Like any good born-again, I wanted to spread the Good News. “I don’t know how to explain to you that you should wear giant underwear,” I sent to a careful selection of mom friends. I didn’t want to oversell it, but I also need everyone to know. My first target was Danielle. She had had a baby one month before lockdown. After her maternity leave ended, she worked at her tech nonprofit with said baby on her lap, breastfeeding between meetings. Whenever we saw each other that summer — which was rarely, 6 feet looming between us — one of us inevitably showed the other the top seam of our undies, peeking it out above the waistline of our comfortable pants. This was pretty much the entirety of my social life that summer: bonding over underwear with friends and neighbors.

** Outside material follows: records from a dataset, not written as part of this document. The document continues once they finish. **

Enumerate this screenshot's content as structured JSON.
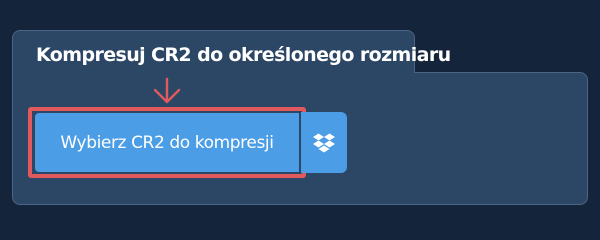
{
  "tool": {
    "title": "Kompresuj CR2 do określonego rozmiaru"
  },
  "upload": {
    "select_button_label": "Wybierz CR2 do kompresji",
    "dropbox_icon": "dropbox-icon",
    "pointer_icon": "arrow-down-icon"
  },
  "colors": {
    "page_background": "#14243a",
    "panel_background": "#2c4766",
    "button_blue": "#4b9de6",
    "highlight_red": "#e05a5e"
  }
}
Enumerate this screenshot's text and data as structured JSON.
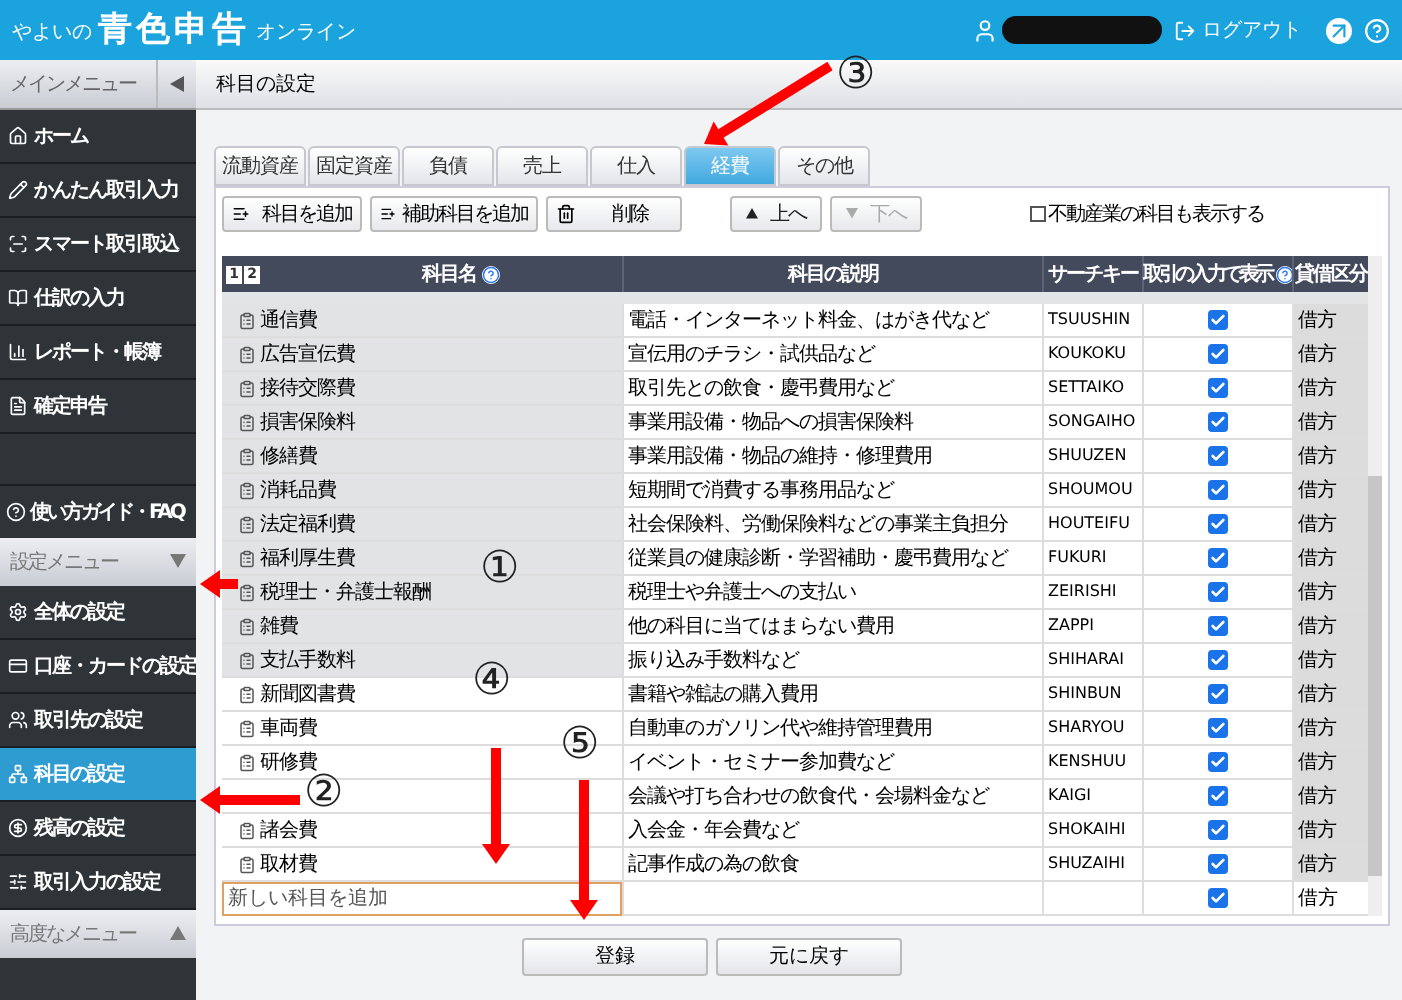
{
  "header": {
    "logo_small": "やよいの",
    "logo_main": "青色申告",
    "logo_suffix": "オンライン",
    "logout": "ログアウト"
  },
  "sidebar": {
    "main_title": "メインメニュー",
    "main_items": [
      {
        "label": "ホーム",
        "selected": false
      },
      {
        "label": "かんたん取引入力",
        "selected": false
      },
      {
        "label": "スマート取引取込",
        "selected": false
      },
      {
        "label": "仕訳の入力",
        "selected": false
      },
      {
        "label": "レポート・帳簿",
        "selected": false
      },
      {
        "label": "確定申告",
        "selected": false
      }
    ],
    "guide": "使い方ガイド・FAQ",
    "settings_title": "設定メニュー",
    "settings_expanded": true,
    "settings_items": [
      {
        "label": "全体の設定",
        "selected": false
      },
      {
        "label": "口座・カードの設定",
        "selected": false
      },
      {
        "label": "取引先の設定",
        "selected": false
      },
      {
        "label": "科目の設定",
        "selected": true
      },
      {
        "label": "残高の設定",
        "selected": false
      },
      {
        "label": "取引入力の設定",
        "selected": false
      }
    ],
    "advanced_title": "高度なメニュー",
    "advanced_expanded": false
  },
  "page_title": "科目の設定",
  "tabs": [
    {
      "label": "流動資産",
      "selected": false
    },
    {
      "label": "固定資産",
      "selected": false
    },
    {
      "label": "負債",
      "selected": false
    },
    {
      "label": "売上",
      "selected": false
    },
    {
      "label": "仕入",
      "selected": false
    },
    {
      "label": "経費",
      "selected": true
    },
    {
      "label": "その他",
      "selected": false
    }
  ],
  "toolbar": {
    "add": "科目を追加",
    "add_sub": "補助科目を追加",
    "delete": "削除",
    "up": "上へ",
    "up_disabled": false,
    "down": "下へ",
    "down_disabled": true,
    "realestate_label": "不動産業の科目も表示する",
    "realestate_checked": false
  },
  "table": {
    "pages": [
      "1",
      "2"
    ],
    "columns": [
      "科目名",
      "科目の説明",
      "サーチキー",
      "取引の入力で表示",
      "貸借区分"
    ],
    "rows": [
      {
        "name": "通信費",
        "description": "電話・インターネット料金、はがき代など",
        "search_key": "TSUUSHIN",
        "shown": true,
        "side": "借方",
        "kind": "preset"
      },
      {
        "name": "広告宣伝費",
        "description": "宣伝用のチラシ・試供品など",
        "search_key": "KOUKOKU",
        "shown": true,
        "side": "借方",
        "kind": "preset"
      },
      {
        "name": "接待交際費",
        "description": "取引先との飲食・慶弔費用など",
        "search_key": "SETTAIKO",
        "shown": true,
        "side": "借方",
        "kind": "preset"
      },
      {
        "name": "損害保険料",
        "description": "事業用設備・物品への損害保険料",
        "search_key": "SONGAIHO",
        "shown": true,
        "side": "借方",
        "kind": "preset"
      },
      {
        "name": "修繕費",
        "description": "事業用設備・物品の維持・修理費用",
        "search_key": "SHUUZEN",
        "shown": true,
        "side": "借方",
        "kind": "preset"
      },
      {
        "name": "消耗品費",
        "description": "短期間で消費する事務用品など",
        "search_key": "SHOUMOU",
        "shown": true,
        "side": "借方",
        "kind": "preset"
      },
      {
        "name": "法定福利費",
        "description": "社会保険料、労働保険料などの事業主負担分",
        "search_key": "HOUTEIFU",
        "shown": true,
        "side": "借方",
        "kind": "preset"
      },
      {
        "name": "福利厚生費",
        "description": "従業員の健康診断・学習補助・慶弔費用など",
        "search_key": "FUKURI",
        "shown": true,
        "side": "借方",
        "kind": "preset"
      },
      {
        "name": "税理士・弁護士報酬",
        "description": "税理士や弁護士への支払い",
        "search_key": "ZEIRISHI",
        "shown": true,
        "side": "借方",
        "kind": "preset"
      },
      {
        "name": "雑費",
        "description": "他の科目に当てはまらない費用",
        "search_key": "ZAPPI",
        "shown": true,
        "side": "借方",
        "kind": "preset"
      },
      {
        "name": "支払手数料",
        "description": "振り込み手数料など",
        "search_key": "SHIHARAI",
        "shown": true,
        "side": "借方",
        "kind": "preset"
      },
      {
        "name": "新聞図書費",
        "description": "書籍や雑誌の購入費用",
        "search_key": "SHINBUN",
        "shown": true,
        "side": "借方",
        "kind": "custom"
      },
      {
        "name": "車両費",
        "description": "自動車のガソリン代や維持管理費用",
        "search_key": "SHARYOU",
        "shown": true,
        "side": "借方",
        "kind": "custom"
      },
      {
        "name": "研修費",
        "description": "イベント・セミナー参加費など",
        "search_key": "KENSHUU",
        "shown": true,
        "side": "借方",
        "kind": "custom"
      },
      {
        "description": "会議や打ち合わせの飲食代・会場料金など",
        "search_key": "KAIGI",
        "shown": true,
        "side": "借方",
        "kind": "custom"
      },
      {
        "name": "諸会費",
        "description": "入会金・年会費など",
        "search_key": "SHOKAIHI",
        "shown": true,
        "side": "借方",
        "kind": "custom"
      },
      {
        "name": "取材費",
        "description": "記事作成の為の飲食",
        "search_key": "SHUZAIHI",
        "shown": true,
        "side": "借方",
        "kind": "custom"
      }
    ],
    "new_row": {
      "placeholder": "新しい科目を追加",
      "shown": true,
      "side": "借方"
    }
  },
  "buttons": [
    "登録",
    "元に戻す"
  ],
  "annotations": [
    {
      "number": "③"
    },
    {
      "number": "①"
    },
    {
      "number": "②"
    },
    {
      "number": "④"
    },
    {
      "number": "⑤"
    }
  ]
}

“ARQ underwear is the only thing that makes me happy,” one of us would joke. And the other one agreed, and we would laugh really darkly, and then go back to speculating about whether school would open in the fall (it wouldn’t; didn’t; still isn’t) and how the hell she would do her job and also do remote school with her older son. We knew how I would do my work: on weekends, during nap time, or not at all. Even though I love working and am very bad at full-time caregiving, I felt really lucky — was really lucky — this was even an option.
It’s been a year now and there is still no school pickup to show up to in my tie-dye and neon orange Birkenstocks. No one really knows about my newfound dignity, and how wrapped up it is in an unsupportive Instagram bra. On the other hand, it’s been a year without scrambling to go to unpaid networking opportunities, a year without professional favors, without sweating in a Target dressing room, buying a $20 wrap dress in which to feel presentable when I feel anything but. No wishing I was invisible in a coffee shop, no wondering if my barista knows I am a pathetic woman who puts her iced coffee on a credit card so she can afford to pay for day care so that she can work on a novel that she might never get paid for.

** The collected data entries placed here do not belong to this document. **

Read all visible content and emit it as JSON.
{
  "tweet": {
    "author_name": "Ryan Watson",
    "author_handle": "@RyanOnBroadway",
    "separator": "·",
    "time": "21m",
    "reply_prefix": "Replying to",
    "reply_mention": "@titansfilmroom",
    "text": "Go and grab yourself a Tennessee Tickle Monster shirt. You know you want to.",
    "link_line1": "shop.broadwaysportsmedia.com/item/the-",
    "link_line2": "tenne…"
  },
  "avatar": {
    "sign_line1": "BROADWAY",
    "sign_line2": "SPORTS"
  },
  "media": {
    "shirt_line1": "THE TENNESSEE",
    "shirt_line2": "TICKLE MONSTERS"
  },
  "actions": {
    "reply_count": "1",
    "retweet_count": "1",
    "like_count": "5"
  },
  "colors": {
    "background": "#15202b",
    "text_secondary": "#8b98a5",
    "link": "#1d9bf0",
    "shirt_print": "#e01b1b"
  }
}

I do want many of those things back, but in different ways. Kinder ways, ideally. And I hope when I am around other people again, my cruel, self-loathing voice doesn’t come back. I don't think it will. I know it wasn't other people that were the problem; it was me, my fear of what would happen if I just let it go, accepted myself as I was, moment to moment. (Nothing happened, of course. I just had one less thing to feel urgently bad about. There was space to think about other things.)
The tie-dye worked in whatever way tie-dye works, amid all the other uncertainty and instability and grief.

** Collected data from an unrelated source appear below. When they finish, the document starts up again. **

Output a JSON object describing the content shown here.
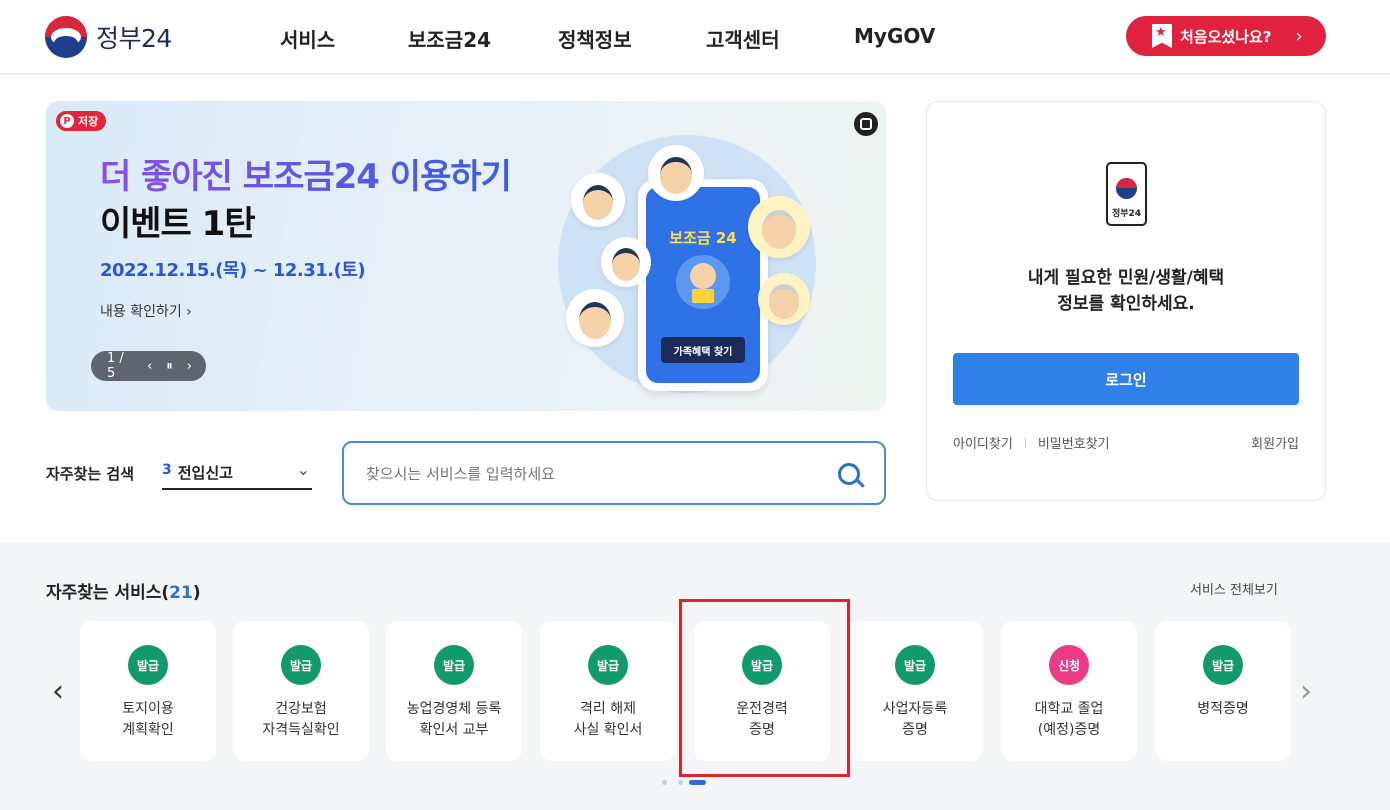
{
  "header": {
    "logo_text": "정부24",
    "nav": [
      "서비스",
      "보조금24",
      "정책정보",
      "고객센터",
      "MyGOV"
    ],
    "first_visit_label": "처음오셨나요?"
  },
  "banner": {
    "save_label": "저장",
    "title_line1": "더 좋아진 보조금24 이용하기",
    "title_line2": "이벤트 1탄",
    "date": "2022.12.15.(목) ~ 12.31.(토)",
    "link": "내용 확인하기 ›",
    "counter": "1 / 5",
    "phone_title": "보조금 24",
    "phone_button": "가족혜택 찾기"
  },
  "login": {
    "phone_caption": "정부24",
    "message_line1": "내게 필요한 민원/생활/혜택",
    "message_line2": "정보를 확인하세요.",
    "login_button": "로그인",
    "find_id": "아이디찾기",
    "find_pw": "비밀번호찾기",
    "signup": "회원가입"
  },
  "search": {
    "label": "자주찾는 검색",
    "selected_num": "3",
    "selected_text": "전입신고",
    "placeholder": "찾으시는 서비스를 입력하세요"
  },
  "services": {
    "title": "자주찾는 서비스(",
    "count": "21",
    "title_end": ")",
    "view_all": "서비스 전체보기",
    "cards": [
      {
        "badge": "발급",
        "name": "토지이용\n계획확인"
      },
      {
        "badge": "발급",
        "name": "건강보험\n자격득실확인"
      },
      {
        "badge": "발급",
        "name": "농업경영체 등록\n확인서 교부"
      },
      {
        "badge": "발급",
        "name": "격리 해제\n사실 확인서"
      },
      {
        "badge": "발급",
        "name": "운전경력\n증명"
      },
      {
        "badge": "발급",
        "name": "사업자등록\n증명"
      },
      {
        "badge": "신청",
        "name": "대학교 졸업\n(예정)증명"
      },
      {
        "badge": "발급",
        "name": "병적증명"
      }
    ]
  },
  "colors": {
    "accent_blue": "#2f80e7",
    "badge_green": "#139a6c",
    "badge_pink": "#ec3a86",
    "brand_red": "#e1223e",
    "highlight_red": "#e0242e"
  }
}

For now, though, the underwear works. Following body-positive accounts on Instagram works. The tie-dye worked in whatever way tie-dye works, amid all the other uncertainty and instability and grief. This year I felt the imaginary beams of acceptance, of who gives a fuck, of applauding what you’re doing with what you’ve got, of fucking going for it because we are alive, so far, despite everything, despite sometimes not wanting to be — and I hung my precious giant underwear on a clothesline to dry in the sun. The neighbor kids giggled at it. My son said, “Mom, I think your underwear is so big because your butt is so big.” No cortisol shot through me. I didn’t have to run to the bathroom to cry. I didn’t even turn red.
“Yup,” I said to him, and someone changed the subject.